Welcome aboard for another column full of thrills and chills. Sounds good right? Actually, for today’s column it was humor because for the past 10 days or so we have had a very quiet time with regard to our incoming calls for service. We usually do get these peaks and valleys with our calls for service. As you will recall, two weeks ago we were going crazy trying to keep up with the calls and the last few days we have been catching up on back paperwork. We do like the times when the calls are low.
So where do we stand on the calls for service this past week? We stand at 4,800 calls on Sunday, June 13. In 2009, the count was 4,229 and in 2008 the count for column number 25 stood at 4,763. So the numbers look about the same for each year.
As a side note, our jail roster on Sunday stands at 55 inmates. I believe that it was Thursday when we took three inmates to the Missouri Department of Corrections to begin their sentences. We have been averaging about 22 inmates in other jails of late, or $770 of our tax money down the drain each day that we house 22 inmates outside of Pulaski County. That would also work out to a nice $281,050 for the year and would put us over budget for inmate housing.
We hosted a short training class this past week that was put on by the PAM group. That’s Pipeline Association of Missouri and their focus is on the safety of the various underground pipelines that cross Pulaski County in a number of locations. We had about half our road deputies who were able to attend this session. The PAM group puts on a big class every year that is geared toward attendance by the higher level command staff members. Every one of our top commanders has been to at least one such training session.
I have been avoiding the big news of the week because I manage to work myself into a lousy frame of mind every time I think about this next topic. We had been in line to receive two deputy positions to replace the ones we lost in the 2009 budget year under a federal COPS grant. The grant would have paid us $191,204 to fully fund two deputy positions for three years. In year four, Pulaski County would have been responsible for the payment of around $64,000 to finish off the salary for the fourth year. The Pulaski County Commission’s approval was required in order to update our application and the commissioners turned down the chance to add the two deputies.
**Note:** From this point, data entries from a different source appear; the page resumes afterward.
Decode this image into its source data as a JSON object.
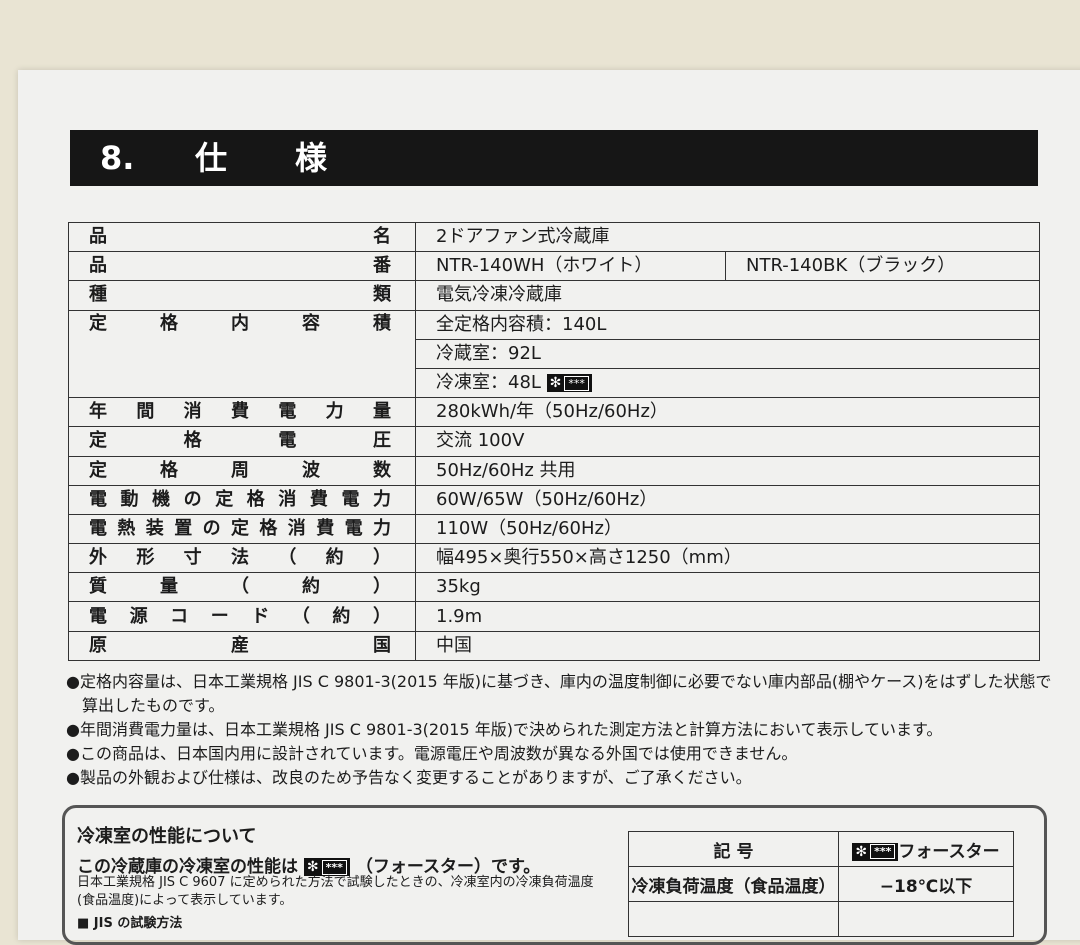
{
  "section": {
    "number": "8.",
    "title": "仕様"
  },
  "spec": [
    {
      "label": "品名",
      "value": "2ドアファン式冷蔵庫"
    },
    {
      "label": "品番",
      "value": "NTR-140WH（ホワイト）",
      "value2": "NTR-140BK（ブラック）"
    },
    {
      "label": "種類",
      "value": "電気冷凍冷蔵庫"
    },
    {
      "label": "定格内容積",
      "value": "全定格内容積：140L",
      "value_b": "冷蔵室：92L",
      "value_c": "冷凍室：48L"
    },
    {
      "label": "年間消費電力量",
      "value": "280kWh/年（50Hz/60Hz）"
    },
    {
      "label": "定格電圧",
      "value": "交流 100V"
    },
    {
      "label": "定格周波数",
      "value": "50Hz/60Hz 共用"
    },
    {
      "label": "電動機の定格消費電力",
      "value": "60W/65W（50Hz/60Hz）"
    },
    {
      "label": "電熱装置の定格消費電力",
      "value": "110W（50Hz/60Hz）"
    },
    {
      "label": "外形寸法（約）",
      "value": "幅495×奥行550×高さ1250（mm）"
    },
    {
      "label": "質量（約）",
      "value": "35kg"
    },
    {
      "label": "電源コード（約）",
      "value": "1.9m"
    },
    {
      "label": "原産国",
      "value": "中国"
    }
  ],
  "freezer_symbol": {
    "snow": "✻",
    "stars": "***"
  },
  "notes": [
    "●定格内容量は、日本工業規格 JIS C 9801-3(2015 年版)に基づき、庫内の温度制御に必要でない庫内部品(棚やケース)をはずした状態で算出したものです。",
    "●年間消費電力量は、日本工業規格 JIS C 9801-3(2015 年版)で決められた測定方法と計算方法において表示しています。",
    "●この商品は、日本国内用に設計されています。電源電圧や周波数が異なる外国では使用できません。",
    "●製品の外観および仕様は、改良のため予告なく変更することがありますが、ご了承ください。"
  ],
  "freezer_box": {
    "title": "冷凍室の性能について",
    "line_pre": "この冷蔵庫の冷凍室の性能は",
    "line_post": "（フォースター）です。",
    "desc": "日本工業規格 JIS C 9607 に定められた方法で試験したときの、冷凍室内の冷凍負荷温度(食品温度)によって表示しています。",
    "sub": "■ JIS の試験方法",
    "table": {
      "h1": "記 号",
      "h2": "フォースター",
      "r1": "冷凍負荷温度（食品温度）",
      "r1v": "−18℃以下"
    }
  }
}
The addition of two replacement deputy positions would have increased our road positions by sixteen percent.
We are in desperate need of more deputies to handle the 10,000 calls we expect this year. The lack of manpower affects every phase of our department’s activity and our ability to lock up the herds of drug pushers and burglars that infest our fine county. Never fear, we do a good job with our 1980 budget level resources. It is unfortunate that this is the year 2010 and we have had major growth over the past 20 years.
I am however cheered by the knowledge that not every person who lives in the unincorporated sections of Pulaski County are crooks. If I were a member of the Pulaski County Road and Bridge Department team, I would be devastated by the fact that everybody does drive on the roads in unincorporated Pulaski County. That is a nice way of saying that every time I feel sorry for myself over our lack of resources and manpower levels, I take a look at Eastern District Road Commissioner Bill Farnham’s workload with the manpower and resource levels he has at his command, and I immediately feel better. I used to think my job was impossible until I began comparing notes with Commissioner Farnham and I now know he gets top billing as the guy who does not stand a chance to get the job done in the fashion that it needs to be done.
That brings me to my main point for this topic. I read in the paper yesterday that the Commissioners actually talked about the need to raise more money for the Road and Bridge Department in order to get the job one. Well yes, that is so, but I have said the same thing for six years now talking about the need for a law enforcement tax. For six years I have been told, “Now is not a good time to put it on the ballot.” Bluntly said, the 1980 level of budgets for both the Sheriff’s Department and the Road and Bridge Department cannot cut the mustard with the demands of 2010. We must raise the income level available to the Sheriff’s Department and the Road and Bridge Department in order to give them the chance to actually succeed, because right now, their chance of success is the same as the survival rate of a snowball in Satan’s back yard.
If you want the service, then you must vote the dollars to make it possible. Over the past six budget years, the only consistent budget statement from the county commissioners to the sheriff has been cut, cut, cut, cut, and do without. We passed the point of no return some time back. I can only imagine the uproar if I were to pass on that message to the people who call in a burglary or an assault call. The citizens of Pulaski County want, need, and demand the best in law enforcement protection that they can get.
We SHALL give them the best level of service that we can squeeze from our inadequate budget and manpower levels, but I would be lying if I failed to say that we will fall short at times no matter how hard we try.
OK, time to get off the soapbox and close out today’s column. Please drive with care and please keep your actions legal. We will be over budget on inmate housing this year and we do not need your business, so stay away from our jail. However, the light bulb continues to burn bright.